In late 2024, during the 20th-anniversary celebrations of the first book, Clarke mentioned she’s still "at work" on things in that universe. But she’s 65 now. She’s firm about "writing the way she can." She isn't pushing herself to hit a corporate deadline.

If we get a Strange and Norrell sequel, it will likely look different than the first. It might be slimmer. It might be a collection of interconnected novellas. Honestly, after Piranesi, most fans are just happy she's writing at all.


Actionable Steps for Fans

If you are itching for more of this world and can't wait another decade, here is what you should actually do:

  • Read "The Ladies of Grace Adieu": This is a collection of short stories by Clarke. Most people ignore it, but it’s literally set in the same world. It has the footnotes. It has the Duke of Portland.

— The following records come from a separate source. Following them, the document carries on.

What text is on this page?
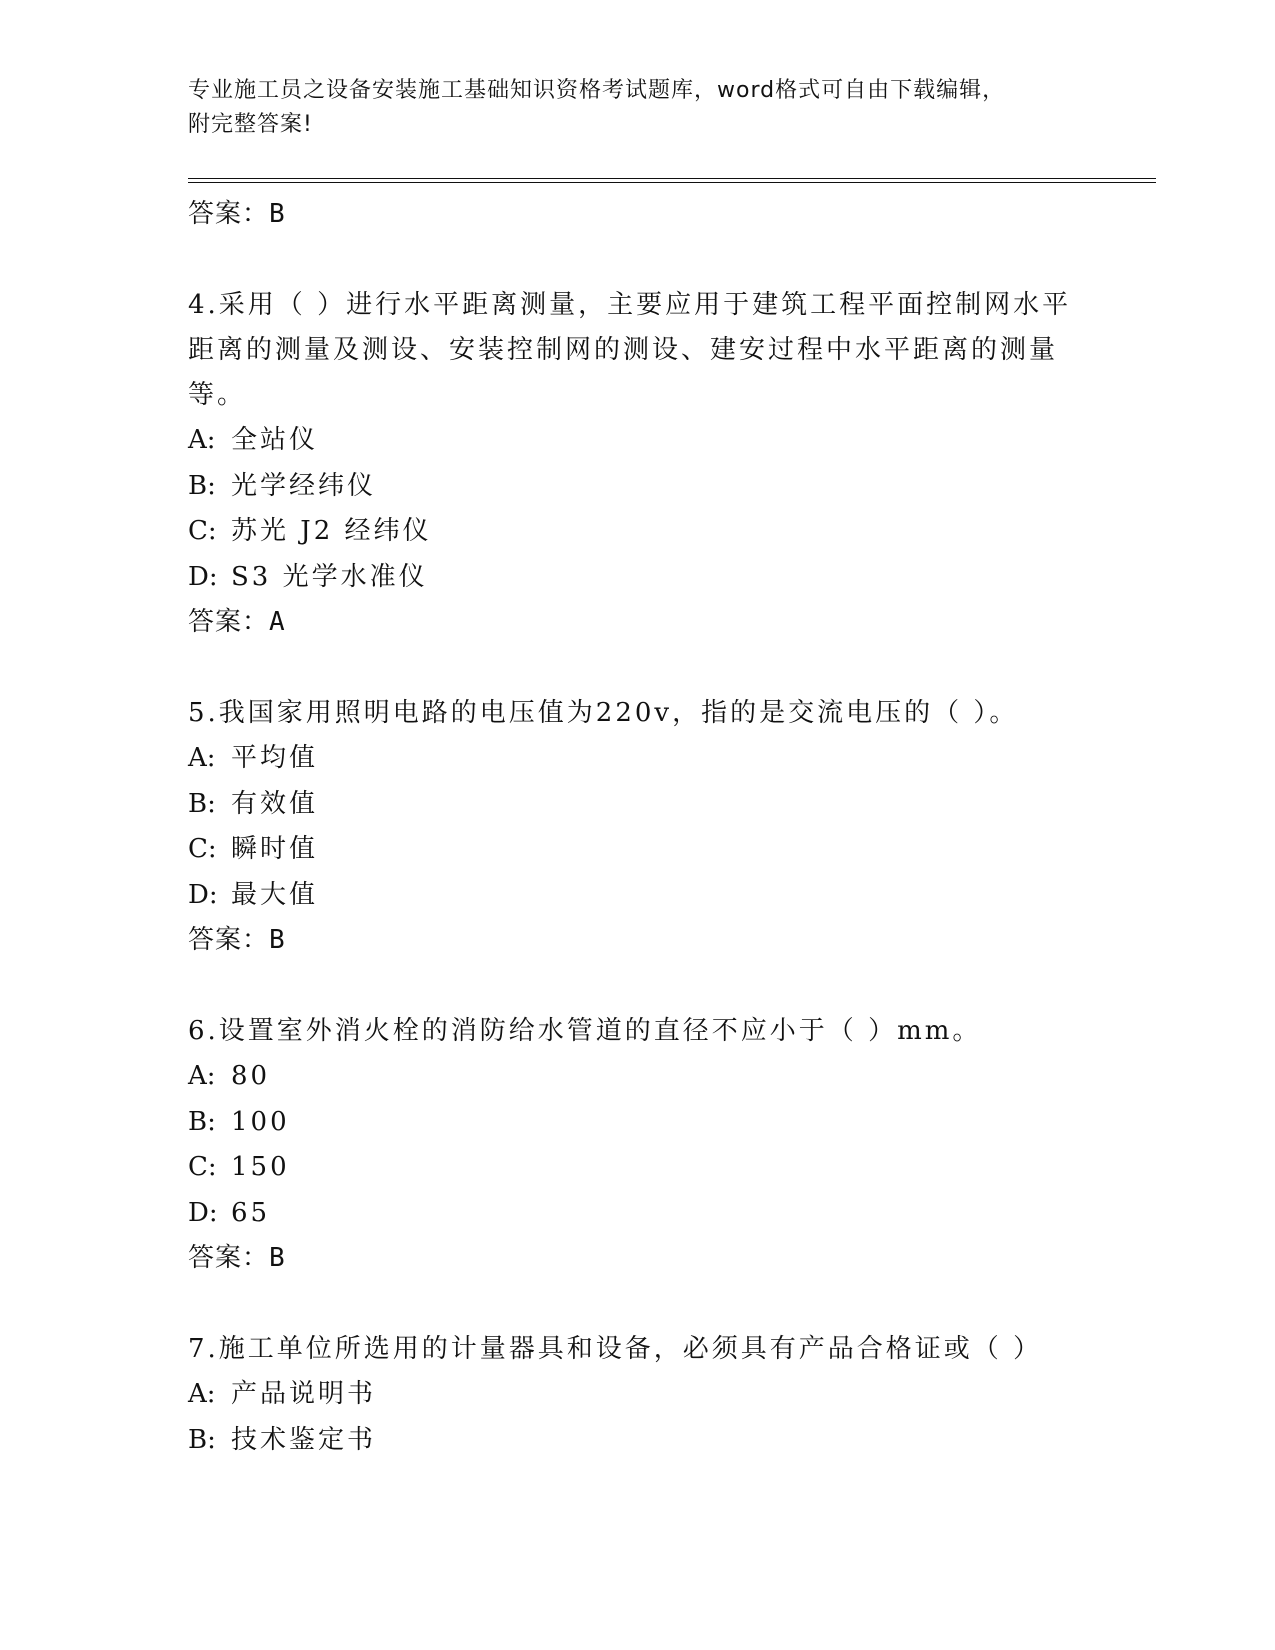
专业施工员之设备安装施工基础知识资格考试题库，word格式可自由下载编辑，
附完整答案!
答案：B
4.采用（ ）进行水平距离测量，主要应用于建筑工程平面控制网水平
距离的测量及测设、安装控制网的测设、建安过程中水平距离的测量
等。
A: 全站仪
B: 光学经纬仪
C: 苏光 J2 经纬仪
D: S3 光学水准仪
答案：A
5.我国家用照明电路的电压值为220v，指的是交流电压的（ ）。
A: 平均值
B: 有效值
C: 瞬时值
D: 最大值
答案：B
6.设置室外消火栓的消防给水管道的直径不应小于（ ）mm。
A: 80
B: 100
C: 150
D: 65
答案：B
7.施工单位所选用的计量器具和设备，必须具有产品合格证或（ ）
A: 产品说明书
B: 技术鉴定书
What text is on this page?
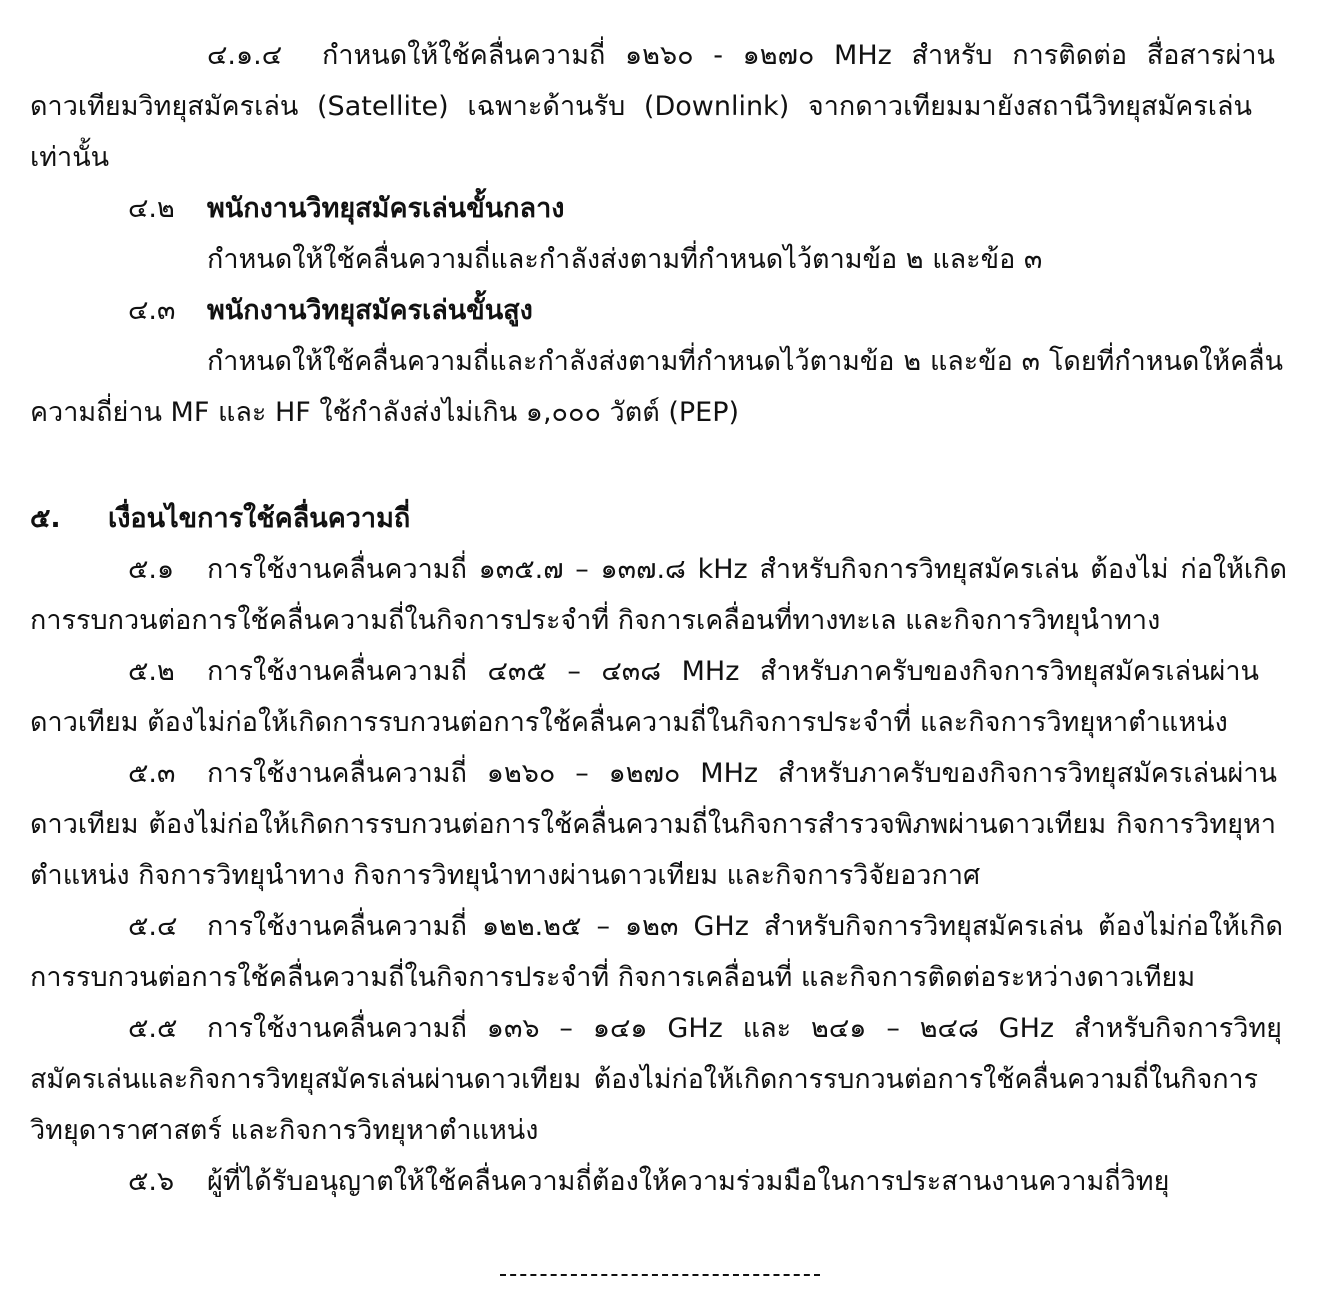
๔.๑.๔ กำหนดให้ใช้คลื่นความถี่ ๑๒๖๐ - ๑๒๗๐ MHz สำหรับ การติดต่อ สื่อสารผ่าน
ดาวเทียมวิทยุสมัครเล่น (Satellite) เฉพาะด้านรับ (Downlink) จากดาวเทียมมายังสถานีวิทยุสมัครเล่น
เท่านั้น
๔.๒ พนักงานวิทยุสมัครเล่นขั้นกลาง
กำหนดให้ใช้คลื่นความถี่และกำลังส่งตามที่กำหนดไว้ตามข้อ ๒ และข้อ ๓
๔.๓ พนักงานวิทยุสมัครเล่นขั้นสูง
กำหนดให้ใช้คลื่นความถี่และกำลังส่งตามที่กำหนดไว้ตามข้อ ๒ และข้อ ๓ โดยที่กำหนดให้คลื่น
ความถี่ย่าน MF และ HF ใช้กำลังส่งไม่เกิน ๑,๐๐๐ วัตต์ (PEP)
๕. เงื่อนไขการใช้คลื่นความถี่
๕.๑ การใช้งานคลื่นความถี่ ๑๓๕.๗ – ๑๓๗.๘ kHz สำหรับกิจการวิทยุสมัครเล่น ต้องไม่ ก่อให้เกิด
การรบกวนต่อการใช้คลื่นความถี่ในกิจการประจำที่ กิจการเคลื่อนที่ทางทะเล และกิจการวิทยุนำทาง
๕.๒ การใช้งานคลื่นความถี่ ๔๓๕ – ๔๓๘ MHz สำหรับภาครับของกิจการวิทยุสมัครเล่นผ่าน
ดาวเทียม ต้องไม่ก่อให้เกิดการรบกวนต่อการใช้คลื่นความถี่ในกิจการประจำที่ และกิจการวิทยุหาตำแหน่ง
๕.๓ การใช้งานคลื่นความถี่ ๑๒๖๐ – ๑๒๗๐ MHz สำหรับภาครับของกิจการวิทยุสมัครเล่นผ่าน
ดาวเทียม ต้องไม่ก่อให้เกิดการรบกวนต่อการใช้คลื่นความถี่ในกิจการสำรวจพิภพผ่านดาวเทียม กิจการวิทยุหา
ตำแหน่ง กิจการวิทยุนำทาง กิจการวิทยุนำทางผ่านดาวเทียม และกิจการวิจัยอวกาศ
๕.๔ การใช้งานคลื่นความถี่ ๑๒๒.๒๕ – ๑๒๓ GHz สำหรับกิจการวิทยุสมัครเล่น ต้องไม่ก่อให้เกิด
การรบกวนต่อการใช้คลื่นความถี่ในกิจการประจำที่ กิจการเคลื่อนที่ และกิจการติดต่อระหว่างดาวเทียม
๕.๕ การใช้งานคลื่นความถี่ ๑๓๖ – ๑๔๑ GHz และ ๒๔๑ – ๒๔๘ GHz สำหรับกิจการวิทยุ
สมัครเล่นและกิจการวิทยุสมัครเล่นผ่านดาวเทียม ต้องไม่ก่อให้เกิดการรบกวนต่อการใช้คลื่นความถี่ในกิจการ
วิทยุดาราศาสตร์ และกิจการวิทยุหาตำแหน่ง
๕.๖ ผู้ที่ได้รับอนุญาตให้ใช้คลื่นความถี่ต้องให้ความร่วมมือในการประสานงานความถี่วิทยุ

It’s the closest thing to a sequel we currently have.
  • Check out "The Wood at Midwinter": Released recently (2024), it’s a short, wintry tale that proves she hasn't lost her touch for the eerie and the magical.
  • Stop trusting "placeholder" dates: Retailers like Amazon or Book Depository often put "December 31" dates on books that don't exist yet just to fill their database. If Bloomsbury (her publisher) hasn't announced it, it isn't real.
  • Follow the author's health updates: Understanding ME/CFS helps set realistic expectations. This isn't writer's block; it's a physical limitation.

The world of the Raven King is still there. It’s just currently obscured by a very thick English fog.